Já outros estudos, como os de Hemesath (2013), Rabuske, Oliveira e Arpini (2005) e Costa e Antoniazzi (1999), investigaram mais especificamente as concepções dos pais sobre as construções da identidade de gênero das crianças. Costa e Antoniazzi (1999) fizeram um estudo sobre a influência da socialização de pais e mães, na construção da identidade de gênero das crianças, por meio da percepção dos pais, cujas crenças em relação aos papéis de gênero determinam expectativas diferentes para meninos e meninas e influenciam no comportamento das crianças. Já o estudo desenvolvido por Hemesath (2013) foi realizado com mães e pais de crianças nascidas com diagnóstico de anomalias da diferenciação sexual (ADS). Os participantes da pesquisa entendem que a anatomia da genitália é um fator que marca a identidade de gênero. Porém, segundo ambos os pais, na formação da identidade de gênero da criança, somam-se o sexo de criação com o qual a criança é educada e o reconhecimento social.

Esses resultados vão ao encontro da pesquisa desenvolvida por Rabuske et al. (2005) sobre as concepções a respeito de desenvolvimento infantil de mães de baixo nível socioeconômico, que tinham filhos com idades entre zero e 12 anos. Ela revelou que a aprendizagem e o exemplo são considerados formas eficientes para manter os estereótipos de gênero. Foi verificada uma preocupação com a rigidez na avaliação dos comportamentos dos filhos em relação aos estereótipos de gênero. As mães classificaram, de forma rígida e diferenciada, as seguintes características de meninas: “calmas”, “quietas” e que “cuidam da aparência”, e de meninos: “agitados”, “agressivos” e “arteiros”. Devido às rígidas concepções maternas sobre gênero, as autoras indicam como possíveis caminhos a formação de grupos de mães em espaços da atenção básica, onde haja equipes interdisciplinares e psicólogos para

auxiliar a compreender o desenvolvimento infantil e sua relação com as condições sociais e psicológicas.
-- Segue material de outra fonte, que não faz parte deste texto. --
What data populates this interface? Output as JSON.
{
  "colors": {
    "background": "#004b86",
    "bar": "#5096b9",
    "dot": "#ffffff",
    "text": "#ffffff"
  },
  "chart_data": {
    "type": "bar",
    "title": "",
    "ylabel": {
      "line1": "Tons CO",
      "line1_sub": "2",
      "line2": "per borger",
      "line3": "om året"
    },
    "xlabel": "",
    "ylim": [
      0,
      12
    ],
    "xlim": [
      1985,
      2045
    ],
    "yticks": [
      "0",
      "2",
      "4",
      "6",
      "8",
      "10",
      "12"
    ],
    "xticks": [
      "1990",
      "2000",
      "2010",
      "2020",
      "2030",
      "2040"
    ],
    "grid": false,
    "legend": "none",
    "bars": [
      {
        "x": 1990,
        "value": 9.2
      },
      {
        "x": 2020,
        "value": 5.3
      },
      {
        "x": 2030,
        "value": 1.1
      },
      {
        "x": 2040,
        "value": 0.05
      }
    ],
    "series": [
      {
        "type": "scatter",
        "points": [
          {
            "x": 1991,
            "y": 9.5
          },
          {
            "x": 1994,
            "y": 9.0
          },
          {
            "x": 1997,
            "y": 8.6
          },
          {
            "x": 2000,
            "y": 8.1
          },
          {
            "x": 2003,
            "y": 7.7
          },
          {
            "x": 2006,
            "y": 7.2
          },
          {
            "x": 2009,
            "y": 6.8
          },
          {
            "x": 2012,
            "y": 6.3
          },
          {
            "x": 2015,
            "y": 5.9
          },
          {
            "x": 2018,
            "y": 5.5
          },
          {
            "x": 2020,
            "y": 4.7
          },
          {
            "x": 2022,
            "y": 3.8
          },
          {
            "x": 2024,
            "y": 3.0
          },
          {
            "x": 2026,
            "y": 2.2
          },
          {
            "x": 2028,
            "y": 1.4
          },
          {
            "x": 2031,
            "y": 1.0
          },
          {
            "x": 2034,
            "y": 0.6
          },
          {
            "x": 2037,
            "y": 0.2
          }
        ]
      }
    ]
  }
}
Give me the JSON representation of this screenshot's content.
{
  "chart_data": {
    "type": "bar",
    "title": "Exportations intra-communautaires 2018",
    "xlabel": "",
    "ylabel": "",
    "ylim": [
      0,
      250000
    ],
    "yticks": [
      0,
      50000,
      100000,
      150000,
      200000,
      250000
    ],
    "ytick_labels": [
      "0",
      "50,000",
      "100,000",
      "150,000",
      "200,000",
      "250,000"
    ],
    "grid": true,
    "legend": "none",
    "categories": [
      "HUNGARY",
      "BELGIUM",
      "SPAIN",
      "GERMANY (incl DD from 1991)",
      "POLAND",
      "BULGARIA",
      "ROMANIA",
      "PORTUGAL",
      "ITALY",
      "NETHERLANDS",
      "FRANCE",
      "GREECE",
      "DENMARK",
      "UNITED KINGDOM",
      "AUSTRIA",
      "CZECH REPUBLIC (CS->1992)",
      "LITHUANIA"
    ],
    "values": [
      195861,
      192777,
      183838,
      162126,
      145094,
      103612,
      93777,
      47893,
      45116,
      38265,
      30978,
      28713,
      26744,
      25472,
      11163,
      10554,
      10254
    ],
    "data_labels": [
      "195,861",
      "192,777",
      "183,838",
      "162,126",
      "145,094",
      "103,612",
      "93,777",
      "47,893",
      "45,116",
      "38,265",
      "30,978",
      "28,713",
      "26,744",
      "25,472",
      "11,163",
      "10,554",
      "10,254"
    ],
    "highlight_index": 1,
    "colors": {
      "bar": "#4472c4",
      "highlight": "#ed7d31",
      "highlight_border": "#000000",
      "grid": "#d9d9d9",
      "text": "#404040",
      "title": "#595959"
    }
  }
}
Rabuske et al. (2005) asseveram que conhecer as concepções dos pais sobre a infância auxilia a elaborar propostas mais pertinentes, uma vez que considera as próprias concepções e necessidades e é um importante auxílio para profissionais que atuam com crianças. Conhecer as concepções dos pais sobre a infância possibilita um redimensionamento da distância entre o universo simbólico da família e dos profissionais.

Além dos adultos, a própria criança também é um agente ativo na construção das relações sociais. Assim, as pesquisas têm se concentrado na própria interação entre as crianças, porquanto elas mesmas reproduzem e ressignificam suas relações, em que as relações de gênero podem ser analisadas a partir do fazer das próprias crianças.